The specter of public-private partnerships looms, Brown said.
“It’s inserting itself in the discussion because of the failure of government to finance these things. This is sort of the sound of government drowning in a bathtub.”
Brown also noted the interest among foreign pension funds in U.S. infrastructure. “It’s almost as if we’re a sitting target, since we’re unable to tax, they can come in with their actual pension funds that are under some level of pressure in the U.S., to fund things that our governments can no longer fund.”

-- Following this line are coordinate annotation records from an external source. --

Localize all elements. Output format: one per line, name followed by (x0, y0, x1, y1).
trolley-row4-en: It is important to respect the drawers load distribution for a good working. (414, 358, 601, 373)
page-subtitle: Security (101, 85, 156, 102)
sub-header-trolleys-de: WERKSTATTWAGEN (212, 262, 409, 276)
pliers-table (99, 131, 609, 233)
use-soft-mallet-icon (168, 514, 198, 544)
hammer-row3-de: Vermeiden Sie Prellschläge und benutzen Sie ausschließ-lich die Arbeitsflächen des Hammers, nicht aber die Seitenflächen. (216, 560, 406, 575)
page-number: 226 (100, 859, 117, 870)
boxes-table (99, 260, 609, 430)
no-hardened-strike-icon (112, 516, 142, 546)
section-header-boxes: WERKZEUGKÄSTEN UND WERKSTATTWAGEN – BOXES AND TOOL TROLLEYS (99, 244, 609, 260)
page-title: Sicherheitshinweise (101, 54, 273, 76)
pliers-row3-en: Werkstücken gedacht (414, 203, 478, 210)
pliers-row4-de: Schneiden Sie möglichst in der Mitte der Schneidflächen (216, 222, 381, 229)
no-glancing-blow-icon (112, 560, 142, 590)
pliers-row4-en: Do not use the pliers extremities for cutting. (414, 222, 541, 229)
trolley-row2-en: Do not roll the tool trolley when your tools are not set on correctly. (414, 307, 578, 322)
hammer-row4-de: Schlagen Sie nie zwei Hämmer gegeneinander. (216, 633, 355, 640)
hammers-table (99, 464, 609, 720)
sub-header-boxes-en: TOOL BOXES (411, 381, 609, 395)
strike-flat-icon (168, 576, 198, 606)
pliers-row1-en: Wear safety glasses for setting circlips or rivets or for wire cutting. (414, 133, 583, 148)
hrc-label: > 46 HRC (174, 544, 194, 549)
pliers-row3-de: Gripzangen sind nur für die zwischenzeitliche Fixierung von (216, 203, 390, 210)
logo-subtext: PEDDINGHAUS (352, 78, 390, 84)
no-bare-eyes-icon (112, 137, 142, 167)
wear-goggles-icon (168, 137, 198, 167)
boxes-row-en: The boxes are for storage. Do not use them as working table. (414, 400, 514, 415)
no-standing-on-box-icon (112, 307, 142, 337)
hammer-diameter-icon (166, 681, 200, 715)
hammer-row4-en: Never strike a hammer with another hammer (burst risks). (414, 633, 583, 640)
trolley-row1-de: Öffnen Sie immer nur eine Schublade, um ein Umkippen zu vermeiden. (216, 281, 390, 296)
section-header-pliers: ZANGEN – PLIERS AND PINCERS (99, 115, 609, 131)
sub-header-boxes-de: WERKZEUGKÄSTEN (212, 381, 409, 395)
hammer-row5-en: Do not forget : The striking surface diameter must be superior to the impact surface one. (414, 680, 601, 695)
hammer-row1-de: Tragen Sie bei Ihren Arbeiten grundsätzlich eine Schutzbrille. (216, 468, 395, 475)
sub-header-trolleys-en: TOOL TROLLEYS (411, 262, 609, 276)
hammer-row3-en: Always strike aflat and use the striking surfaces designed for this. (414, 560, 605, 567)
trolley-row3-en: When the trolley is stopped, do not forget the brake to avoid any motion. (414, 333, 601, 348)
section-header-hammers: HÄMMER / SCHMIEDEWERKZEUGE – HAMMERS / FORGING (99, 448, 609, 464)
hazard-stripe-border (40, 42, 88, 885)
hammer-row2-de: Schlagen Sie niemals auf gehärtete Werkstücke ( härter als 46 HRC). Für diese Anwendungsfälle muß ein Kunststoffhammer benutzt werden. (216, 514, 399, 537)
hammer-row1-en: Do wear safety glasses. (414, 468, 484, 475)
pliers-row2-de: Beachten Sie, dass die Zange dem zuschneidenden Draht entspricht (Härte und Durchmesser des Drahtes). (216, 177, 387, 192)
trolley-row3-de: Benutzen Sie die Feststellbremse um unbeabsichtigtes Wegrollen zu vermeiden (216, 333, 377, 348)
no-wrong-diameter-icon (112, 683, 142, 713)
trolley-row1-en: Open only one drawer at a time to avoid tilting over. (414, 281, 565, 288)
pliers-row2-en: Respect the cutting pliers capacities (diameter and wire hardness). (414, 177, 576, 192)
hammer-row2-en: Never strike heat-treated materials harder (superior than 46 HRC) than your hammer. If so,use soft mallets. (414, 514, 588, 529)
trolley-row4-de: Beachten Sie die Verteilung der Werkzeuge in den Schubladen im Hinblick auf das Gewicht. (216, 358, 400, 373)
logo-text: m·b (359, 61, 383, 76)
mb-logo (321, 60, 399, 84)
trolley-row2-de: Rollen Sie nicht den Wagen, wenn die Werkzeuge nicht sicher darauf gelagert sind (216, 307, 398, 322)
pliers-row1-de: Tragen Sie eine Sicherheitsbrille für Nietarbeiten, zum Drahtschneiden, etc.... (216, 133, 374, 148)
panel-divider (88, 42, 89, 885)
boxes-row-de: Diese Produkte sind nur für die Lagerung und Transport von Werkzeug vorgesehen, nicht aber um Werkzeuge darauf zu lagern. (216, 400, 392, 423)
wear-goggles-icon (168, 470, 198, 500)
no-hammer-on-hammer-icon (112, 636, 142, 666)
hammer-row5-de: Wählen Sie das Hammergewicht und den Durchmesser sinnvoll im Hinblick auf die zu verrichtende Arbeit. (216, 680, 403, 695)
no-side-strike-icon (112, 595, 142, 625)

As of Oct. 19, the MTA reported $5.24 billion in liquidity to cover operating costs with what Fitch estimated is a burn-rate of roughly $300 million per week. Liquidity resources include $2.05 billion of cash, $1.85 billion of undrawn or unspent commercial bank lines of credit, with the MTA authorized to solicit up to an additional $1 billion in bank facilities, pending market conditions.
It also has $1.17 billion of internal available flexible funds, and $174 million in other post-employment benefit, or OPEB, reserves. According to Fitch, the reported cash position is net of amounts set aside to fund the upcoming November transportation revenue bond debt service payments.
While the MTA received $4 billion of the $25 billion transit agencies received under the CARES Act that passed in March, Congress is gridlocked about further rescue aid with a national election looming.
The MTA, whose board will meet Wednesday, will present its calendar 2021 and four-year financial plan at next month's board meeting. The board will act on that plan in December.